Threats alone are not typically enough to warrant the issuance of a Protection from Abuse Order (PFA).  There must be either a history of provable physical abuse or an immanent fear of harm.   In Realmuto v. Regalbuto, 2014 Pa. Super. Unpub. LEXIS 3085, the parties were in the middle of a contentious divorce.  The wife retained possession of the marital home.  The husband contacted the wife in order to obtain possessions from inside the home and during the telephone call became angry and stated: “I should have beat [you] during [our] marriage, and I want to punch you in your mouth.”  The wife thereafter filed for a PFA.  The trial Court determined that this statement alone was not enough to meet the burden under the PFA statute in the Commonwealth of Pennsylvania. 

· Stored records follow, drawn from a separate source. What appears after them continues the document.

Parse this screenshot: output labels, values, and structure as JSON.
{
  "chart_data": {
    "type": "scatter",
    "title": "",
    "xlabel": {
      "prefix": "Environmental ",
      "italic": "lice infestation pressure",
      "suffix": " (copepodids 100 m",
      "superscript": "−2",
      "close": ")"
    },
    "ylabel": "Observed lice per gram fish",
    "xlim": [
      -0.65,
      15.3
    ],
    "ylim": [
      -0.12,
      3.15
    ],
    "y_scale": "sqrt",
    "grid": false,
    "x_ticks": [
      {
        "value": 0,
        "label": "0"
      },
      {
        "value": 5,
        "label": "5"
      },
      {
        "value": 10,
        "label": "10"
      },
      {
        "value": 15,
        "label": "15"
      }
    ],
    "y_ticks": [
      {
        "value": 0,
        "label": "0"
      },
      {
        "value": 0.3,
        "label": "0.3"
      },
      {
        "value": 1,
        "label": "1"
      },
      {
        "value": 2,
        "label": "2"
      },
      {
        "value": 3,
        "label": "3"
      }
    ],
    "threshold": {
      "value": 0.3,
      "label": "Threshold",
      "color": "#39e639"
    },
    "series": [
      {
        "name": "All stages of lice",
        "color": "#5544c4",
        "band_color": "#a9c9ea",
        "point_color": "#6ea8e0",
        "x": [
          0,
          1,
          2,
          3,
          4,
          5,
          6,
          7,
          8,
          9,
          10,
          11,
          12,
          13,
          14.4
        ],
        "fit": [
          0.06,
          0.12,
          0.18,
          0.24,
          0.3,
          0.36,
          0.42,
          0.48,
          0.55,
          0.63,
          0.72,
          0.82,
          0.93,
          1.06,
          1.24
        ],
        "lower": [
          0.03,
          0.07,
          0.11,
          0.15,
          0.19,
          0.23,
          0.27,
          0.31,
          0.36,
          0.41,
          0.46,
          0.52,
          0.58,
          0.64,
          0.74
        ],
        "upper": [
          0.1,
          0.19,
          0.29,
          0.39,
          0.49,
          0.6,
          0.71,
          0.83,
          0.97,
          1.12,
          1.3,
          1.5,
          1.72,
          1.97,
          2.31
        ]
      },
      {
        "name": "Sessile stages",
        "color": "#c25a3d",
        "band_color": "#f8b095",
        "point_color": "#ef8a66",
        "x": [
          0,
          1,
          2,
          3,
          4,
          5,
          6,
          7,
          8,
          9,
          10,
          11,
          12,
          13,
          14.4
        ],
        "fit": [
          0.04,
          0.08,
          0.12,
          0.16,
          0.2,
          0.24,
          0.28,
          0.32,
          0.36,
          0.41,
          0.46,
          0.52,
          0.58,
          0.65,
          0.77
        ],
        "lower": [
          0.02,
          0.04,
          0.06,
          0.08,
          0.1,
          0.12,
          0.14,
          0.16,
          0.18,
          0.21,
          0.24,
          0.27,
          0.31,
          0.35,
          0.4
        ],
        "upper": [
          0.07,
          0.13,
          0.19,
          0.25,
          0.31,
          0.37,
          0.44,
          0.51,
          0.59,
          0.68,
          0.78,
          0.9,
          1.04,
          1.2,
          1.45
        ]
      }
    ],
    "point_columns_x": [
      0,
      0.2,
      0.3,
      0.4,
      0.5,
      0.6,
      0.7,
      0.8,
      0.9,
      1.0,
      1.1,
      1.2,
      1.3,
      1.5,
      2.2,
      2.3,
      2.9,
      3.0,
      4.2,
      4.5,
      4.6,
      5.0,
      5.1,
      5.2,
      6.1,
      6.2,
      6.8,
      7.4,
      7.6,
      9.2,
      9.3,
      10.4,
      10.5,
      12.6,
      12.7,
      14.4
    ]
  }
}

23 Pa. C.S. §6102(a)(2) requires that the perpetrator of the abusive act muse place the victim in reasonable fear of imminent serious bodily injury.  The Court focused on the reasonable fear of serious bodily injury in the case.  They remarked that the husband made his remarks over the phone – so there was distance between them – which made the alleged threat one that was not imminent.  Further the husband had made the statements in anger – with no history of any violent behavior against the wife.  In fact, there was no record of the husband ever making any threats of violent behavior during the marriage or separation.  The lack of reasonableness of wife’s fear was enhanced by the fact that after the alleged threats, the husband had left the home and had not contacted the wife again.  Given these circumstances the court found that the wife could not reasonably have believed that she was in imminent danger of harm.  Thus, her petition for PFA was dismissed by the trial court.